Winston Damarillo: One of the things I've learned, is that open source is now an accepted ingredient for any enterprise user. People are not scared anymore of using that. On what you need to know, from the business model side, is that we realized that open source support, by itself, is a declining and diminishing return on revenue generation. The more mature the open source product or project, the less the opportunity to make money. A good example of that is the Apache web server, where no one pays for support--they just download it and use it. What a successful company does, is implement what we call an open core--the idea is, you use open source, which you expect will mature over time, but later a product on top of that commercially, which allow you to make open source more scalable. That makes it more sustainable as a product, and not just as a support service.
Any product I've done, any company which I've created, has created market value by creating an open core strategy.
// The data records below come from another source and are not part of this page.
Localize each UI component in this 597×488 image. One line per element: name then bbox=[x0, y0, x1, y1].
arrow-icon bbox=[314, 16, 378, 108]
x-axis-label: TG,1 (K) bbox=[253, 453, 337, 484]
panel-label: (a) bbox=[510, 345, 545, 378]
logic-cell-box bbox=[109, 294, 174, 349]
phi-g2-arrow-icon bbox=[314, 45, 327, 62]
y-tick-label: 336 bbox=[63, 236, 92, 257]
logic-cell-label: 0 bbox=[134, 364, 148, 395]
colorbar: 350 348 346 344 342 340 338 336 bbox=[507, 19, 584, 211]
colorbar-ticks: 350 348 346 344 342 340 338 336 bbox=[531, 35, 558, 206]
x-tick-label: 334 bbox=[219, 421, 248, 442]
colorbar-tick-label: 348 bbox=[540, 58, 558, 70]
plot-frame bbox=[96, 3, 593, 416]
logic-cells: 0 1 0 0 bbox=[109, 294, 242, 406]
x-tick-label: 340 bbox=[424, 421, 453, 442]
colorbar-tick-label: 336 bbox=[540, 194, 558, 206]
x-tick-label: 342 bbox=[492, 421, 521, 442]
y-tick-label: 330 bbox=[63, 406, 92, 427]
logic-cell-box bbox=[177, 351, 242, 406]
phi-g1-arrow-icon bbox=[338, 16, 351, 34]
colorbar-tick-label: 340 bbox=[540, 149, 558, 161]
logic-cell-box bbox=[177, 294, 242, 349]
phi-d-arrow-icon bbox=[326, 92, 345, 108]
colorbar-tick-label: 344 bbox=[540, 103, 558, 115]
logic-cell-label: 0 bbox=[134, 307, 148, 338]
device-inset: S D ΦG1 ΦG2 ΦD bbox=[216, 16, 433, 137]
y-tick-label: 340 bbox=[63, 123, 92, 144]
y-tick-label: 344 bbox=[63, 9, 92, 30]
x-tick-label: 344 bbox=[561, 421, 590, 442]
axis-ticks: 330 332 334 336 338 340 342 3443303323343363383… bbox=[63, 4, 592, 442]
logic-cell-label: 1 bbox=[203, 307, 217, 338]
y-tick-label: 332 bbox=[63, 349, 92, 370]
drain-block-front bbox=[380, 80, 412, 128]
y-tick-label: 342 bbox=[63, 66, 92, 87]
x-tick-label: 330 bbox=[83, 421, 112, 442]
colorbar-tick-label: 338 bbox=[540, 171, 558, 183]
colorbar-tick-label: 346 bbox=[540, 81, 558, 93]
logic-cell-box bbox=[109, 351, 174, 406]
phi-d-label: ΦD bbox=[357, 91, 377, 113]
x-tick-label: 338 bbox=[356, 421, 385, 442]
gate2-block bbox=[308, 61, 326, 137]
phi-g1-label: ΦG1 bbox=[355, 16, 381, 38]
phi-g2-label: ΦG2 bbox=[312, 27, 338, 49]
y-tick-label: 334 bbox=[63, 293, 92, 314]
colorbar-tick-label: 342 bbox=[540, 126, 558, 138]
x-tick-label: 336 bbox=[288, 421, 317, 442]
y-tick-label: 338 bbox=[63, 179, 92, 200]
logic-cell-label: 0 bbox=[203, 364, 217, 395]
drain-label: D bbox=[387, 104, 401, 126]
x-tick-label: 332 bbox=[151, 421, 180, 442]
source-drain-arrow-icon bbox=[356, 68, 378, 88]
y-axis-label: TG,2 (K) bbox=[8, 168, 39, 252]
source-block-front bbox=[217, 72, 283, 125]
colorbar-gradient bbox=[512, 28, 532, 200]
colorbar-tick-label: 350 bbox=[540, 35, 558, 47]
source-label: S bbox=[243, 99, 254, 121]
We've seemed to have found a formula that works repeatedly, and leverages the ability to allow everyone to play with those building blocks, self qualify their preference for technology, and when they're ready, to implement it in a reliable fashion by buying the commercial overlay on top of it. The one thing which I will continue to deviate from, and will not implement, is the GPL dual license. I think that's a perversion of the open source license, using GPL to scare people into buying a commercial product.
Finally, with many of your firms you've had a distributed organization -- this time, looks like the Phillippines and Japan. Can you talk about how that model is structured?
Winston Damarillo: Being open source, we've very, very comfortable to begin with using distributed engineering. That's always been a strength for me--we can tap the very best talent in the world, whether that's in Australia, Italy, Japan, or the Phillippines, wherever there is thought leadership. We can also tap the least-cost implementation for the generic engineering. Combining those two together, we can get the implement things very quickly--I maintain a 110 person engineering force in the Phillippines, which enables us to build any startup very quickly.